2. Direnme kararı davalı vekili tarafından temyiz edilmiştir.
3. Hukuk Genel Kurulunca dosyadaki belgeler incelendikten sonra gereği düşünüldü:
I. YARGILAMA SÜRECİ
Davacı İstemi
4. Davacı vekili; müvekkilinin davalı Belediyenin dar gelirli ailelere konut edindirme amacıyla başlattığı Nüve Konut Projesi kapsamında arsa tahsisine hak kazandığını, taraflar arasında arsa tahsis sözleşmesi imzalandığını, müvekkilinin edimlerini tümüyle ifa ettiğini ancak davalının arsayı devir ve teslim etmediği gibi arsa tahsislerinin 07.07.2005 tarihli Belediye Meclisi kararıyla iptal edildiğini ve imar planı değişikliğine gidildiğini, bu kararla birlikte edimin ifasının imkânsız hâle geldiğini, Belediyenin 13.05.2013 tarihinde yalnızca ödenen paranın karşılığını iade ettiğini ancak bu miktar müvekkilinin gerçek zararını karşılamadığı gibi bedel ödenirken herhangi bir ibraname de imzalanmadığını, Belediyenin ifanın kendi eylemiyle imkânsız hâle geldiği tarihteki rayiç arsa bedelinden sorumlu olduğunu ileri sürerek rayiç bedelin tespiti ile bu bedelden müvekkiline iade edilen meblağ mahsup edilerek bulunacak tutarın davalıdan tahsiline karar verilmesini talep etmiş, ıslahla talep sonucunu 89.652,18 TL'ye yükseltmiştir.
Davalı Cevabı
5. Davalı vekili; davacının o dönemdeki yargı kararları çerçevesinde ödediği bedelin iade edilmesi yönünde müvekkiline başvurduğunu ve parasını faiziyle birlikte geri aldığını, bu ödemenin davacının başvurusu ve rızasıyla o günkü emsal içtihatlar çerçevesinde yapılmasının ibraname mahiyeti taşıdığını, buna rağmen ibraname imzalamadığından bahisle hak iddia edilmesinin kötüniyeti ortaya koyduğunu belirterek davanın reddini savunmuştur.

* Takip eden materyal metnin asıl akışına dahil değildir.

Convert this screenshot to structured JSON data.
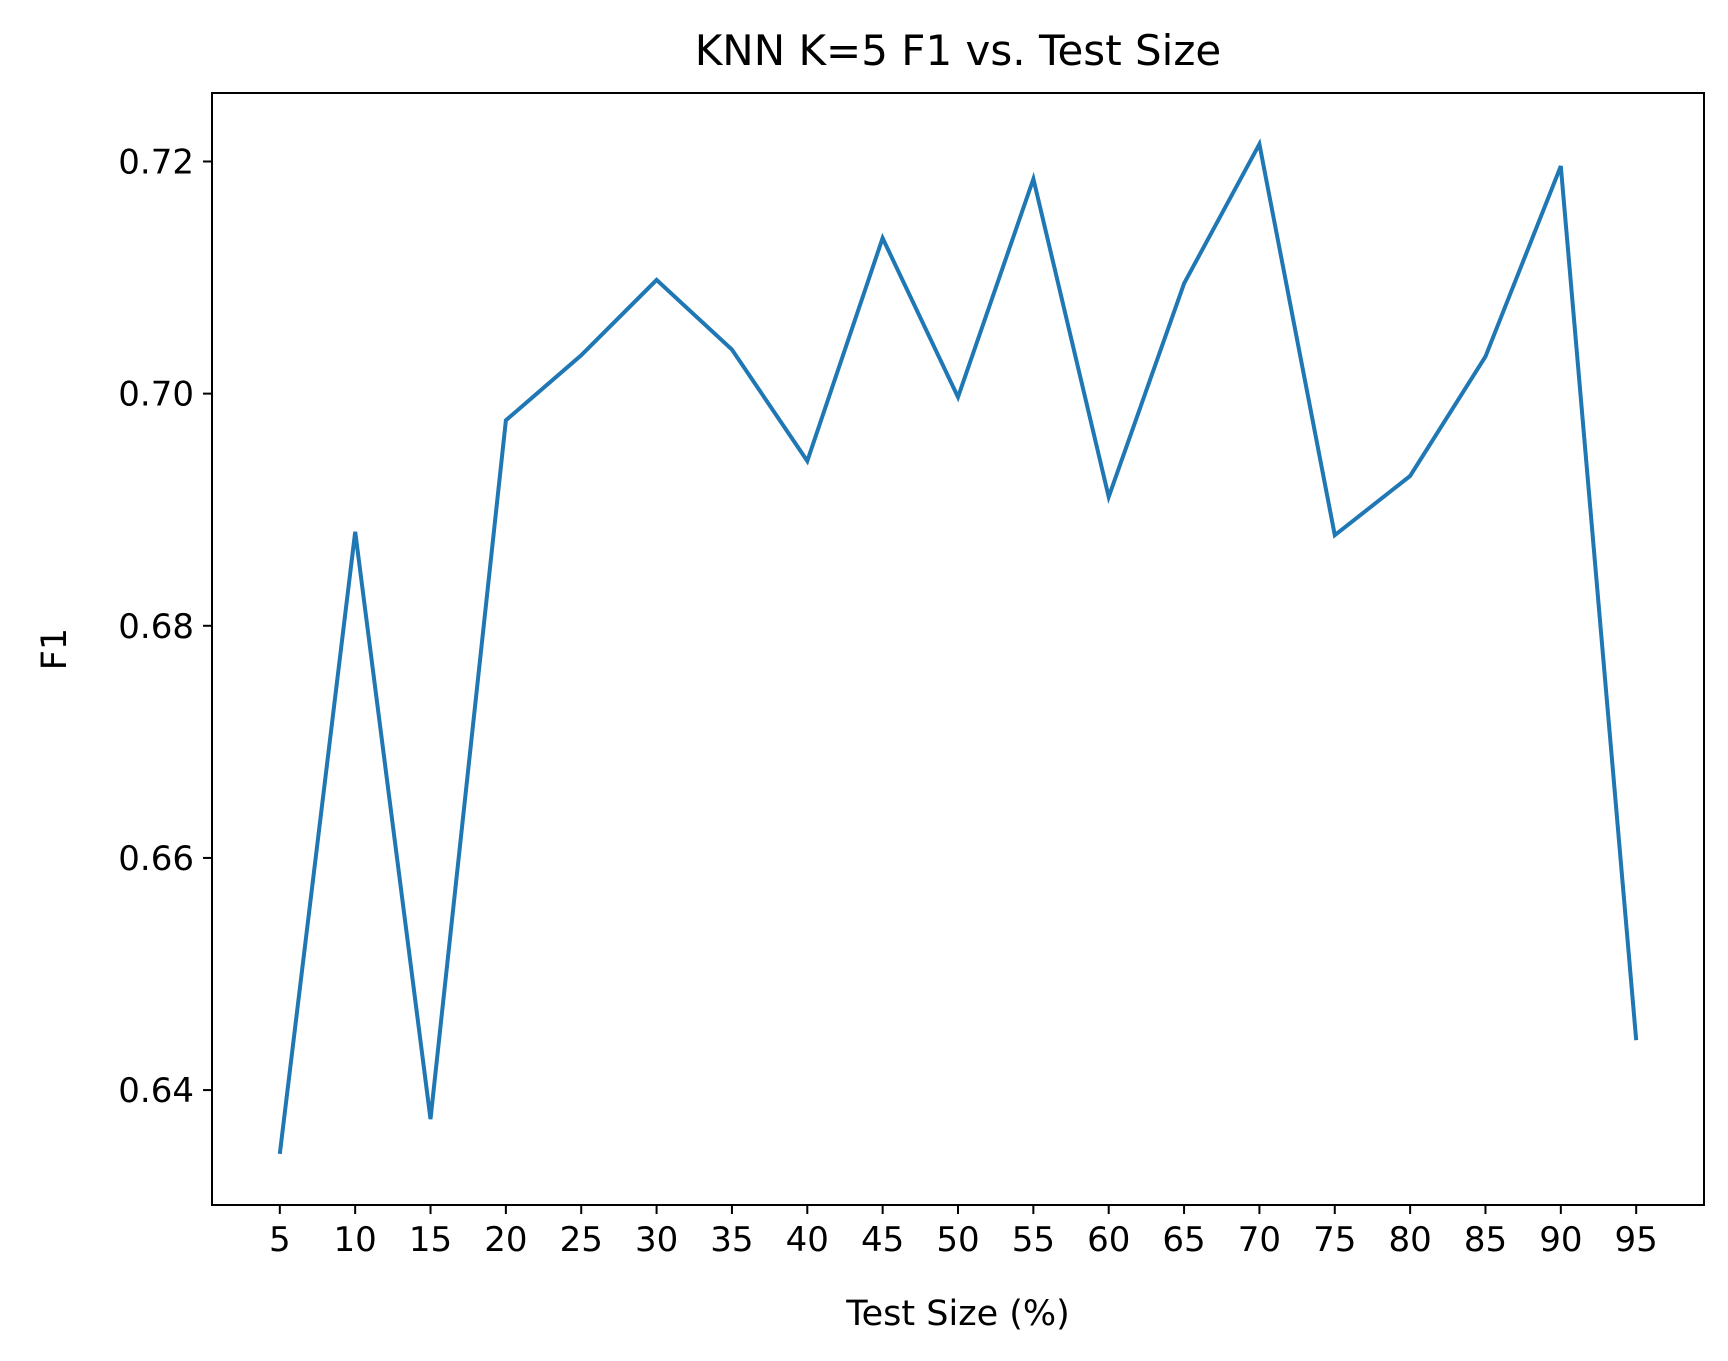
{
  "chart_data": {
    "type": "line",
    "title": "KNN K=5  F1 vs. Test Size",
    "xlabel": "Test Size (%)",
    "ylabel": "F1",
    "x": [
      5,
      10,
      15,
      20,
      25,
      30,
      35,
      40,
      45,
      50,
      55,
      60,
      65,
      70,
      75,
      80,
      85,
      90,
      95
    ],
    "series": [
      {
        "color": "#1f77b4",
        "values": [
          0.6345,
          0.6881,
          0.6375,
          0.6977,
          0.7033,
          0.7098,
          0.7038,
          0.6942,
          0.7134,
          0.6997,
          0.7185,
          0.6911,
          0.7095,
          0.7215,
          0.6878,
          0.6929,
          0.7032,
          0.7196,
          0.6443
        ]
      }
    ],
    "xticks": [
      "5",
      "10",
      "15",
      "20",
      "25",
      "30",
      "35",
      "40",
      "45",
      "50",
      "55",
      "60",
      "65",
      "70",
      "75",
      "80",
      "85",
      "90",
      "95"
    ],
    "yticks": [
      "0.64",
      "0.66",
      "0.68",
      "0.70",
      "0.72"
    ],
    "ytick_values": [
      0.64,
      0.66,
      0.68,
      0.7,
      0.72
    ],
    "xlim": [
      0.5,
      99.5
    ],
    "ylim": [
      0.6301,
      0.7259
    ],
    "grid": false,
    "legend": "none"
  }
}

İlk Derece Mahkemesi Kararı
6. Gaziantep 7. Asliye Hukuk Mahkemesinin 12.11.2015 tarihli, 2014/1159 Esas, 2015/760 Karar sayılı ilk kararı ile; davalının sözleşmeye konu arsanın ifanın imkânsız hâle geldiği tarihteki rayici olan 94.000,00 TL bedelden sorumlu olduğu, davacıya 4.387,82 TL ödeme yapılmış ise de tespit edilen maddi zarar ile ibraname arasında açık orantısızlık bulunduğu gözetildiğinde ibranamenin makbuz niteliği taşıdığı ve rayiç bedelden mahsubu gerektiği gerekçesiyle davanın kabulüne, 89.652,18 TL bedelin davalıdan tahsili ile davacıya ödenmesine karar verilmiştir.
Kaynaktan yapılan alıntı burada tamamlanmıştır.